US 11,894,105 B2
Methods for detection of fusions using compressed molecular tagged nucleic acid
Rajesh Gottimukkala, Fremont, CA (US); Cheng-Zong Bai, Taipei (TW); Dumitru Brinza, Montara, CA (US); Jeoffrey Schageman, Austin, TX (US); and Varun Bagai, Austin, TX (US)
Assigned to Life Technologies Corporation, Carlsbad, CA (US)
Filed by LIFE TECHNOLOGIES CORPORATION, Carlsbad, CA (US)
Filed on Sep. 20, 2018, as Appl. No. 16/136,463.
Claims priority of provisional application 62/560,745, filed on Sep. 20, 2017.
Prior Publication US 2019/0087539 A1, Mar. 21, 2019
Int. Cl.

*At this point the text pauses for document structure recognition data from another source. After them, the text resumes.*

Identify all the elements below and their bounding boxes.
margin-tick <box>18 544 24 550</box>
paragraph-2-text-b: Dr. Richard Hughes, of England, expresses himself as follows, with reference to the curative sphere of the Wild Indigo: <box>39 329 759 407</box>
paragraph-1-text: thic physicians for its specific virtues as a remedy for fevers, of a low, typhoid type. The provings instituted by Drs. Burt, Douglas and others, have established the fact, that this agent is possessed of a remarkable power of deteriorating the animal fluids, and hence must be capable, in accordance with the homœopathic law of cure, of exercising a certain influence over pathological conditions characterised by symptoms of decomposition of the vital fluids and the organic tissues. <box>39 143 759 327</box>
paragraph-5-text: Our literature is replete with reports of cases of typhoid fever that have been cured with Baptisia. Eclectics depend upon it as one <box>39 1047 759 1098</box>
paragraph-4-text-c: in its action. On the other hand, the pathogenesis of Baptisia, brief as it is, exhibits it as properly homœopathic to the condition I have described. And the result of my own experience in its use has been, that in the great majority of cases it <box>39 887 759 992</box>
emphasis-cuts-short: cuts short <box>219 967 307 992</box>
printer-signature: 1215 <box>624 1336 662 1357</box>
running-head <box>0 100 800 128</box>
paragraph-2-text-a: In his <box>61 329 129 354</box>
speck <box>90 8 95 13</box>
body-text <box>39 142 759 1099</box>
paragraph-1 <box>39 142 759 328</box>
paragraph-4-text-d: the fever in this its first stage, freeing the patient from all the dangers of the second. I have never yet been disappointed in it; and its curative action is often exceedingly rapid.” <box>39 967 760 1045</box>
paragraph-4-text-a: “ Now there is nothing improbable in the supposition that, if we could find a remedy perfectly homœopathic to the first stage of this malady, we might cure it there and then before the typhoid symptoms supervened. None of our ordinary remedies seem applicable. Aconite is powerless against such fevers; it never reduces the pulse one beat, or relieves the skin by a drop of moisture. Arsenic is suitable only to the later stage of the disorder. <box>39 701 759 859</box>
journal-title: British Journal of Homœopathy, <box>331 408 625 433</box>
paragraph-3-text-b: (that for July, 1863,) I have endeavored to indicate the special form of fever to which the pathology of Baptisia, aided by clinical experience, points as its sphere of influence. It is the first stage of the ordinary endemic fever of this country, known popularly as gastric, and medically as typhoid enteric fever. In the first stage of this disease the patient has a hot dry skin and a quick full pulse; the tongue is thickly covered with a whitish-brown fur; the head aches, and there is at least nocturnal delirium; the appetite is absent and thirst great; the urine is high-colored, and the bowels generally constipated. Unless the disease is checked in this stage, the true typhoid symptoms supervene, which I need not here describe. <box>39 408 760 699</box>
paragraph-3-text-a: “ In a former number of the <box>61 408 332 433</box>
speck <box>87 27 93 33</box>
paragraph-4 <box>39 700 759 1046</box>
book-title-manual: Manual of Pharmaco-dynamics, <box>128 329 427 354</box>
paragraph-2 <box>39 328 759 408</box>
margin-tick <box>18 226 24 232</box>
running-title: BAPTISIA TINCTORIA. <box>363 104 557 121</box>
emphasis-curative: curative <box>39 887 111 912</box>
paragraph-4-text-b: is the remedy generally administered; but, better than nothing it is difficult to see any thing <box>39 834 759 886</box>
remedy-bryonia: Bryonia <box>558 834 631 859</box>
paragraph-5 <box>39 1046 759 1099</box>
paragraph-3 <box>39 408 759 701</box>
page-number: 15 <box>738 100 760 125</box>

G16B 30/00 (2019.01); C12Q 1/6853 (2018.01); G16B 30/10 (2019.01); G16B 20/20 (2019.01); G16B 50/50 (2019.01)
CPC G16B 30/00 (2019.02) [C12Q 1/6853 (2013.01); G16B 20/20 (2019.02); G16B 30/10 (2019.02); G16B 50/50 (2019.02)] 20 Claims
 
1. A method for compressing molecular tagged nucleic acid sequence data for fusion detection, comprising:
amplifying a nucleic acid sample in a presence of primers to produce a plurality of amplicons, the primers including a 5′ primer and a 3′ primer, the 5′ primer and the 3′ primer flanking a breakpoint region associated with a gene fusion, wherein a prefix tag is appended to the 5′ primer and a suffix tag is appended to the 3′ primer, the prefix tag and suffix tag comprising a unique molecular tag for a polynucleotide molecule in the nucleic acid sample;
sequencing the plurality of amplicons to generate a plurality of nucleic acid sequence reads;
mapping the nucleic acid sequence reads to a reference sequence to produce a plurality of sequence alignments, the reference sequence including a targeted fusion reference sequence;
receiving, at a processor, the plurality of nucleic acid sequence reads and the plurality of sequence alignments for a plurality of families of sequence reads, wherein each sequence read is associated with a molecular tag sequence, the molecular tag sequence identifying a family of sequence reads resulting from a particular polynucleotide molecule in the nucleic acid sample, each family having a number of sequence reads, wherein a portion of the sequence alignments corresponds to sequence reads mapped to the targeted fusion reference sequence;
determining a consensus sequence read for each family of sequence reads based on flow space signal measurements corresponding to the sequence reads for the family;
determining a consensus sequence alignment for each family of sequence reads, comprising selecting the sequence alignment having a highest mapping quality corresponding to the family of sequence reads and comparing the sequence read corresponding to the sequence alignment having the highest mapping quality to the consensus sequence read for the family, wherein a portion of the consensus sequence alignments corresponds to the consensus sequence reads aligned with the targeted fusion reference sequence;
generating a compressed data structure comprising consensus compressed data, the consensus compressed data including the consensus sequence read and the consensus sequence alignment for each family, wherein a data volume of the compressed data structure is less than an original data volume of the plurality of nucleic acid sequence reads and the plurality of sequence alignments;
storing the compressed data structure in a memory, wherein an amount of memory for the storing the compressed data structure is less than an original amount of memory for storing the plurality of nucleic acid sequence reads and the plurality of sequence alignments; and
detecting a fusion using the consensus sequence reads and the consensus sequence alignments from the compressed data structure, wherein the detecting comprises identifying an eligible consensus sequence read based on characteristics of the consensus sequence alignment of the consensus sequence read with the targeted fusion reference sequence and determining whether a number of families corresponding to the eligible consensus sequence reads aligned with the targeted fusion reference sequence is greater than or equal to a minimum molecular count threshold.